Law firms expose a broader NHI problem that many IAM teams underestimate. Service accounts checked out from PAM, then used on endpoints or reused outside their intended scope, create a quiet privilege expansion path. That is an NHI governance issue as much as a network issue because the account, its scope, and its runtime use are tightly coupled. The field should stop treating machine and service identities as separate from segmentation strategy.
From our research:
- Only 1.5 out of 10 organisations are highly confident in their ability to secure NHIs, according to The State of Non-Human Identity Security.
- 85% of organisations lack full visibility into third-party vendors connected via OAuth apps, with 38% reporting no or low visibility and 47% reporting only partial visibility.
- For a deeper lifecycle angle, see Ultimate Guide to NHIs , Lifecycle Processes for Managing NHIs, which connects provisioning, rotation, and offboarding to runtime containment.
What this signals
Identity-driven containment is becoming the practical test for whether zero-trust ideas have reached the real network. The immediate signal for practitioners is that segmented reach matters more than broader detection coverage when a compromise occurs. Teams that still rely on visibility alone should expect their blast radius to stay too large to manage.
Law firms should expect their identity and network roadmaps to converge. Service-account governance, privileged access, and host segmentation are no longer separate projects when lateral movement is the threat model.

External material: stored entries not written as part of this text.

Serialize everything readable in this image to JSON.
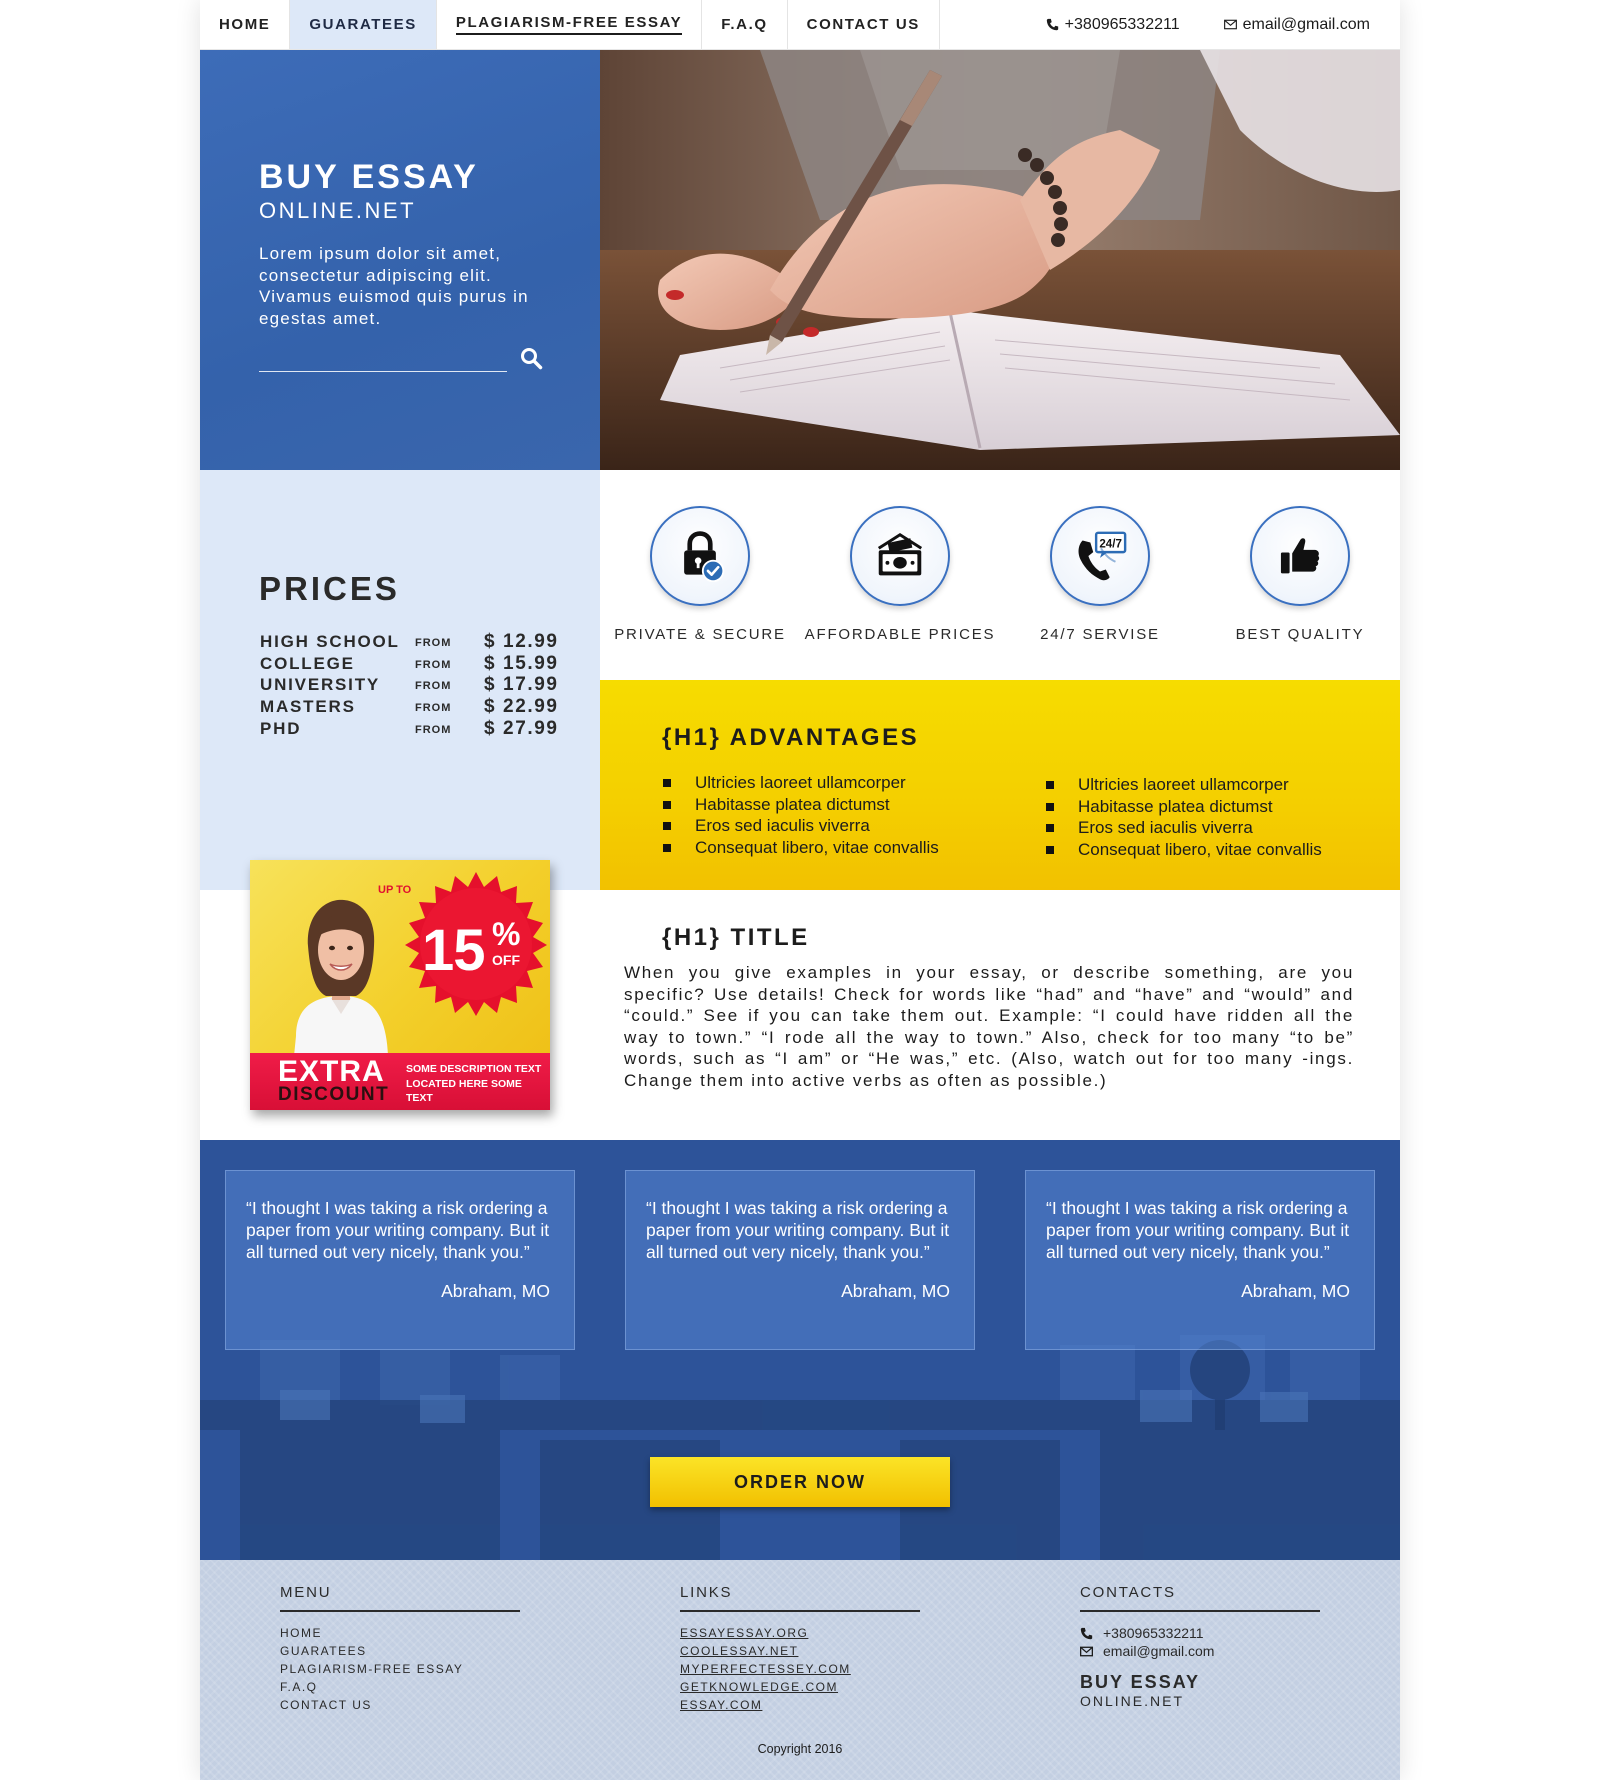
{
  "nav": {
    "items": [
      {
        "label": "HOME"
      },
      {
        "label": "GUARATEES"
      },
      {
        "label": "PLAGIARISM-FREE ESSAY"
      },
      {
        "label": "F.A.Q"
      },
      {
        "label": "CONTACT US"
      }
    ],
    "active_index": 1,
    "phone": "+380965332211",
    "email": "email@gmail.com",
    "phone_icon": "phone-icon",
    "email_icon": "envelope-icon"
  },
  "hero": {
    "brand_line1": "BUY ESSAY",
    "brand_line2": "ONLINE.NET",
    "description": "Lorem ipsum dolor sit amet, consectetur adipiscing elit. Vivamus euismod quis purus in egestas amet.",
    "search_placeholder": "",
    "search_icon": "search-icon"
  },
  "prices": {
    "title": "PRICES",
    "rows": [
      {
        "level": "HIGH SCHOOL",
        "from": "FROM",
        "amount": "$ 12.99"
      },
      {
        "level": "COLLEGE",
        "from": "FROM",
        "amount": "$ 15.99"
      },
      {
        "level": "UNIVERSITY",
        "from": "FROM",
        "amount": "$ 17.99"
      },
      {
        "level": "MASTERS",
        "from": "FROM",
        "amount": "$ 22.99"
      },
      {
        "level": "PHD",
        "from": "FROM",
        "amount": "$ 27.99"
      }
    ]
  },
  "features": [
    {
      "label": "PRIVATE & SECURE",
      "icon": "lock-check-icon"
    },
    {
      "label": "AFFORDABLE PRICES",
      "icon": "money-icon"
    },
    {
      "label": "24/7 SERVISE",
      "icon": "phone-247-icon",
      "badge": "24/7"
    },
    {
      "label": "BEST QUALITY",
      "icon": "thumbs-up-icon"
    }
  ],
  "advantages": {
    "title": "{H1} ADVANTAGES",
    "list_left": [
      "Ultricies laoreet ullamcorper",
      "Habitasse platea dictumst",
      "Eros sed iaculis viverra",
      "Consequat libero, vitae convallis"
    ],
    "list_right": [
      "Ultricies laoreet ullamcorper",
      "Habitasse platea dictumst",
      "Eros sed iaculis viverra",
      "Consequat libero, vitae convallis"
    ]
  },
  "promo": {
    "up_to": "UP TO",
    "percent": "15",
    "percent_sign": "%",
    "off": "OFF",
    "extra": "EXTRA",
    "discount": "DISCOUNT",
    "description": "SOME DESCRIPTION TEXT LOCATED HERE SOME TEXT"
  },
  "title_section": {
    "title": "{H1} TITLE",
    "body": "When you give examples in your essay, or describe something, are you specific? Use details! Check for words like “had” and “have” and “would” and “could.” See if you can take them out. Example: “I could have ridden all the way to town.” “I rode all the way to town.” Also, check for too many “to be” words, such as “I am” or “He was,” etc. (Also, watch out for too many -ings. Change them into active verbs as often as possible.)"
  },
  "testimonials": [
    {
      "quote": "“I thought I was taking a risk ordering a paper from your writing company. But it all turned out very nicely, thank you.”",
      "author": "Abraham, MO"
    },
    {
      "quote": "“I thought I was taking a risk ordering a paper from your writing company. But it all turned out very nicely, thank you.”",
      "author": "Abraham, MO"
    },
    {
      "quote": "“I thought I was taking a risk ordering a paper from your writing company. But it all turned out very nicely, thank you.”",
      "author": "Abraham, MO"
    }
  ],
  "order_button": "ORDER NOW",
  "footer": {
    "menu_title": "MENU",
    "menu_items": [
      "HOME",
      "GUARATEES",
      "PLAGIARISM-FREE ESSAY",
      "F.A.Q",
      "CONTACT US"
    ],
    "links_title": "LINKS",
    "links": [
      "ESSAYESSAY.ORG",
      "COOLESSAY.NET",
      "MYPERFECTESSEY.COM",
      "GETKNOWLEDGE.COM",
      "ESSAY.COM"
    ],
    "contacts_title": "CONTACTS",
    "phone": "+380965332211",
    "email": "email@gmail.com",
    "brand_line1": "BUY ESSAY",
    "brand_line2": "ONLINE.NET",
    "copyright": "Copyright 2016"
  },
  "colors": {
    "brand_blue": "#3462ab",
    "light_blue": "#dde8f8",
    "yellow": "#f4d000",
    "promo_red": "#e01030",
    "footer_bg": "#c3cfe2"
  }
}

The faster route is to define which identities may operate on which systems, then enforce that boundary with automation and policy learning.

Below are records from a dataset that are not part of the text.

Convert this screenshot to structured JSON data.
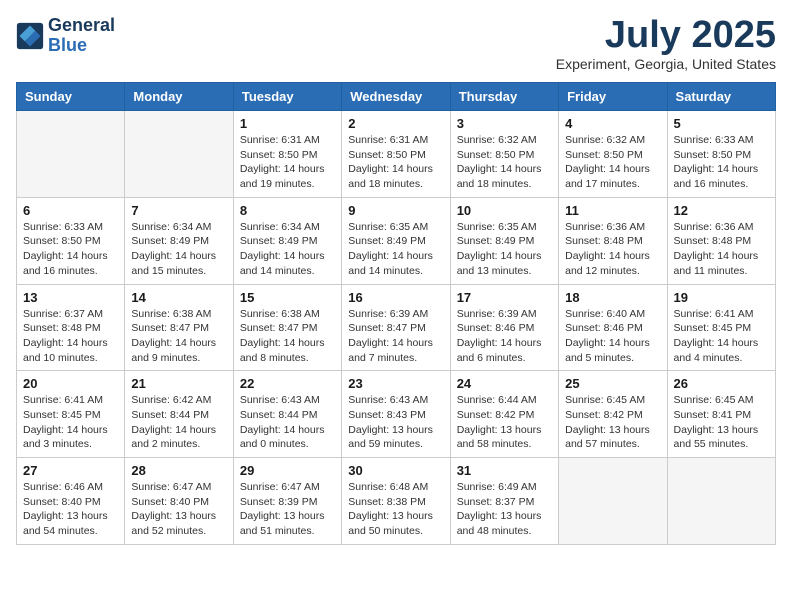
{
  "header": {
    "logo_line1": "General",
    "logo_line2": "Blue",
    "month": "July 2025",
    "location": "Experiment, Georgia, United States"
  },
  "days_of_week": [
    "Sunday",
    "Monday",
    "Tuesday",
    "Wednesday",
    "Thursday",
    "Friday",
    "Saturday"
  ],
  "weeks": [
    [
      {
        "day": "",
        "info": ""
      },
      {
        "day": "",
        "info": ""
      },
      {
        "day": "1",
        "sunrise": "6:31 AM",
        "sunset": "8:50 PM",
        "daylight": "14 hours and 19 minutes."
      },
      {
        "day": "2",
        "sunrise": "6:31 AM",
        "sunset": "8:50 PM",
        "daylight": "14 hours and 18 minutes."
      },
      {
        "day": "3",
        "sunrise": "6:32 AM",
        "sunset": "8:50 PM",
        "daylight": "14 hours and 18 minutes."
      },
      {
        "day": "4",
        "sunrise": "6:32 AM",
        "sunset": "8:50 PM",
        "daylight": "14 hours and 17 minutes."
      },
      {
        "day": "5",
        "sunrise": "6:33 AM",
        "sunset": "8:50 PM",
        "daylight": "14 hours and 16 minutes."
      }
    ],
    [
      {
        "day": "6",
        "sunrise": "6:33 AM",
        "sunset": "8:50 PM",
        "daylight": "14 hours and 16 minutes."
      },
      {
        "day": "7",
        "sunrise": "6:34 AM",
        "sunset": "8:49 PM",
        "daylight": "14 hours and 15 minutes."
      },
      {
        "day": "8",
        "sunrise": "6:34 AM",
        "sunset": "8:49 PM",
        "daylight": "14 hours and 14 minutes."
      },
      {
        "day": "9",
        "sunrise": "6:35 AM",
        "sunset": "8:49 PM",
        "daylight": "14 hours and 14 minutes."
      },
      {
        "day": "10",
        "sunrise": "6:35 AM",
        "sunset": "8:49 PM",
        "daylight": "14 hours and 13 minutes."
      },
      {
        "day": "11",
        "sunrise": "6:36 AM",
        "sunset": "8:48 PM",
        "daylight": "14 hours and 12 minutes."
      },
      {
        "day": "12",
        "sunrise": "6:36 AM",
        "sunset": "8:48 PM",
        "daylight": "14 hours and 11 minutes."
      }
    ],
    [
      {
        "day": "13",
        "sunrise": "6:37 AM",
        "sunset": "8:48 PM",
        "daylight": "14 hours and 10 minutes."
      },
      {
        "day": "14",
        "sunrise": "6:38 AM",
        "sunset": "8:47 PM",
        "daylight": "14 hours and 9 minutes."
      },
      {
        "day": "15",
        "sunrise": "6:38 AM",
        "sunset": "8:47 PM",
        "daylight": "14 hours and 8 minutes."
      },
      {
        "day": "16",
        "sunrise": "6:39 AM",
        "sunset": "8:47 PM",
        "daylight": "14 hours and 7 minutes."
      },
      {
        "day": "17",
        "sunrise": "6:39 AM",
        "sunset": "8:46 PM",
        "daylight": "14 hours and 6 minutes."
      },
      {
        "day": "18",
        "sunrise": "6:40 AM",
        "sunset": "8:46 PM",
        "daylight": "14 hours and 5 minutes."
      },
      {
        "day": "19",
        "sunrise": "6:41 AM",
        "sunset": "8:45 PM",
        "daylight": "14 hours and 4 minutes."
      }
    ],
    [
      {
        "day": "20",
        "sunrise": "6:41 AM",
        "sunset": "8:45 PM",
        "daylight": "14 hours and 3 minutes."
      },
      {
        "day": "21",
        "sunrise": "6:42 AM",
        "sunset": "8:44 PM",
        "daylight": "14 hours and 2 minutes."
      },
      {
        "day": "22",
        "sunrise": "6:43 AM",
        "sunset": "8:44 PM",
        "daylight": "14 hours and 0 minutes."
      },
      {
        "day": "23",
        "sunrise": "6:43 AM",
        "sunset": "8:43 PM",
        "daylight": "13 hours and 59 minutes."
      },
      {
        "day": "24",
        "sunrise": "6:44 AM",
        "sunset": "8:42 PM",
        "daylight": "13 hours and 58 minutes."
      },
      {
        "day": "25",
        "sunrise": "6:45 AM",
        "sunset": "8:42 PM",
        "daylight": "13 hours and 57 minutes."
      },
      {
        "day": "26",
        "sunrise": "6:45 AM",
        "sunset": "8:41 PM",
        "daylight": "13 hours and 55 minutes."
      }
    ],
    [
      {
        "day": "27",
        "sunrise": "6:46 AM",
        "sunset": "8:40 PM",
        "daylight": "13 hours and 54 minutes."
      },
      {
        "day": "28",
        "sunrise": "6:47 AM",
        "sunset": "8:40 PM",
        "daylight": "13 hours and 52 minutes."
      },
      {
        "day": "29",
        "sunrise": "6:47 AM",
        "sunset": "8:39 PM",
        "daylight": "13 hours and 51 minutes."
      },
      {
        "day": "30",
        "sunrise": "6:48 AM",
        "sunset": "8:38 PM",
        "daylight": "13 hours and 50 minutes."
      },
      {
        "day": "31",
        "sunrise": "6:49 AM",
        "sunset": "8:37 PM",
        "daylight": "13 hours and 48 minutes."
      },
      {
        "day": "",
        "info": ""
      },
      {
        "day": "",
        "info": ""
      }
    ]
  ]
}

With 85% of organisations lacking full visibility into OAuth-connected vendors according to The State of Non-Human Identity Security, the wider identity lesson is clear: hidden trust relationships are usually the first place containment fails.
For practitioners
- Map identity reach before you segment networks Inventory where human users, service accounts, and privileged accounts can log in today, then identify systems that should never accept those identities. Use the map to drive containment boundaries instead of retrofitting them after deployment.
- Constrain service-account login scope to workload reality Review every service account for cross-host and cross-segment reach, then remove login rights that are not required for the specific workload. Service accounts should not be usable as general-purpose administrative identities.
- Block dangerous RPC functions while preserving necessary traffic Leave RPC available only where required, but filter the specific operations that enable directory replication and domain controller abuse. This reduces breakage while removing a high-value attacker path.
- Automate containment policy learning for low-criticality assets first Use automation to learn safe traffic patterns on workstations and non-critical servers before extending tighter blocking rules. That reduces manual policy burden and creates a faster path to broad blast-radius reduction.
- Align PAM checkout with endpoint enforcement If a privileged credential is checked out from PAM, enforce where that credential can be used on the network and on which hosts it can authenticate. A checked-out credential should not automatically become a roaming administrative identity.
Key takeaways
- Detection can confirm compromise, but it does not prevent lateral movement when internal access paths remain wide open.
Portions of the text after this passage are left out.